Incremental process discovery using Petri-net synthesis.

Participants : Éric Badouel

In [16], we present an incremental process discovery using Petri-net synthesis. Process discovery aims at constructing a model from a set of observations given by execution traces (a log). Petri nets are a preferred target model in that they produce a compact description of the system by exhibiting its concurrency. This article presents a process-discovery algorithm using Petri-net synthesis, based on the notion of region introduced by A. Ehrenfeucht and G. Rozenberg, and using techniques from linear algebra. The algorithm proceeds in three successive phases which make it possible to find a compromise between the ability to infer behaviours of the system from the set of observations while ensuring a parsimonious model, in terms of fitness, precision and simplicity. All used algorithms are incremental which means that one can modify the produced model when new observations are reported without reconstructing the model from scratch.
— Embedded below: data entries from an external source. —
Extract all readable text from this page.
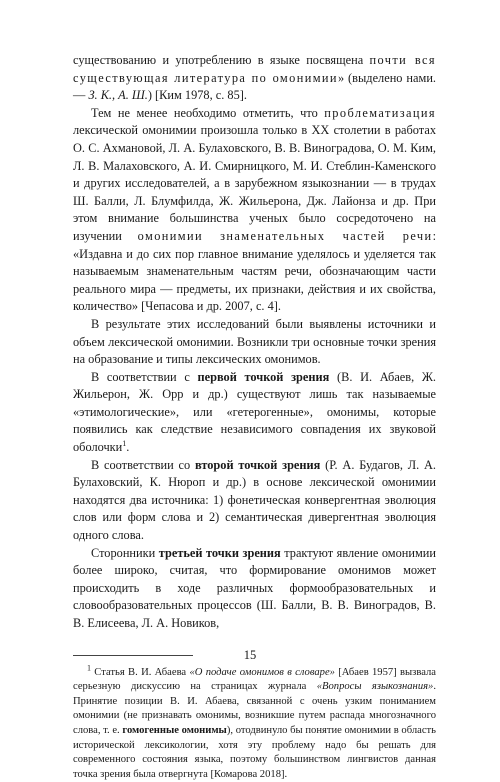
существованию и употреблению в языке посвящена почти вся существующая литература по омонимии» (выделено нами. — З. К., А. Ш.) [Ким 1978, с. 85].

Тем не менее необходимо отметить, что проблематизация лексической омонимии произошла только в XX столетии в работах О. С. Ахмановой, Л. А. Булаховского, В. В. Виноградова, О. М. Ким, Л. В. Малаховского, А. И. Смирницкого, М. И. Стеблин-Каменского и других исследователей, а в зарубежном языкознании — в трудах Ш. Балли, Л. Блумфилда, Ж. Жильерона, Дж. Лайонза и др. При этом внимание большинства ученых было сосредоточено на изучении омонимии знаменательных частей речи: «Издавна и до сих пор главное внимание уделялось и уделяется так называемым знаменательным частям речи, обозначающим части реального мира — предметы, их признаки, действия и их свойства, количество» [Чепасова и др. 2007, с. 4].

В результате этих исследований были выявлены источники и объем лексической омонимии. Возникли три основные точки зрения на образование и типы лексических омонимов.

В соответствии с первой точкой зрения (В. И. Абаев, Ж. Жильерон, Ж. Орр и др.) существуют лишь так называемые «этимологические», или «гетерогенные», омонимы, которые появились как следствие независимого совпадения их звуковой оболочки$^1$.

В соответствии со второй точкой зрения (Р. А. Будагов, Л. А. Булаховский, К. Нюроп и др.) в основе лексической омонимии находятся два источника: 1) фонетическая конвергентная эволюция слов или форм слова и 2) семантическая дивергентная эволюция одного слова.

Сторонники третьей точки зрения трактуют явление омонимии более широко, считая, что формирование омонимов может происходить в ходе различных формообразовательных и словообразовательных процессов (Ш. Балли, В. В. Виноградов, В. В. Елисеева, Л. А. Новиков,

$^1$ Статья В. И. Абаева «О подаче омонимов в словаре» [Абаев 1957] вызвала серьезную дискуссию на страницах журнала «Вопросы языкознания». Принятие позиции В. И. Абаева, связанной с очень узким пониманием омонимии (не признавать омонимы, возникшие путем распада многозначного слова, т. е. гомогенные омонимы), отодвинуло бы понятие омонимии в область исторической лексикологии, хотя эту проблему надо бы решать для современного состояния языка, поэтому большинством лингвистов данная точка зрения была отвергнута [Комарова 2018].

15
An artifact model with imprecision and uncertainty

Participants : Éric Badouel, Loïc Hélouët

In the context of the HeadWork ANR project, we started investigating how complex workflows can be defined to handle uncertainty, and use joint knowledge of pools of user to build correct information. The solution proposed so far is a variant of business artifact managing fuzzy datasets. As there are several ways to reach an acceptable final and sufficiently precise dataset, we started investigating equivalence of complex workflows with partial information to allow refinement, enhance performance of data collection, with mastered precision loss.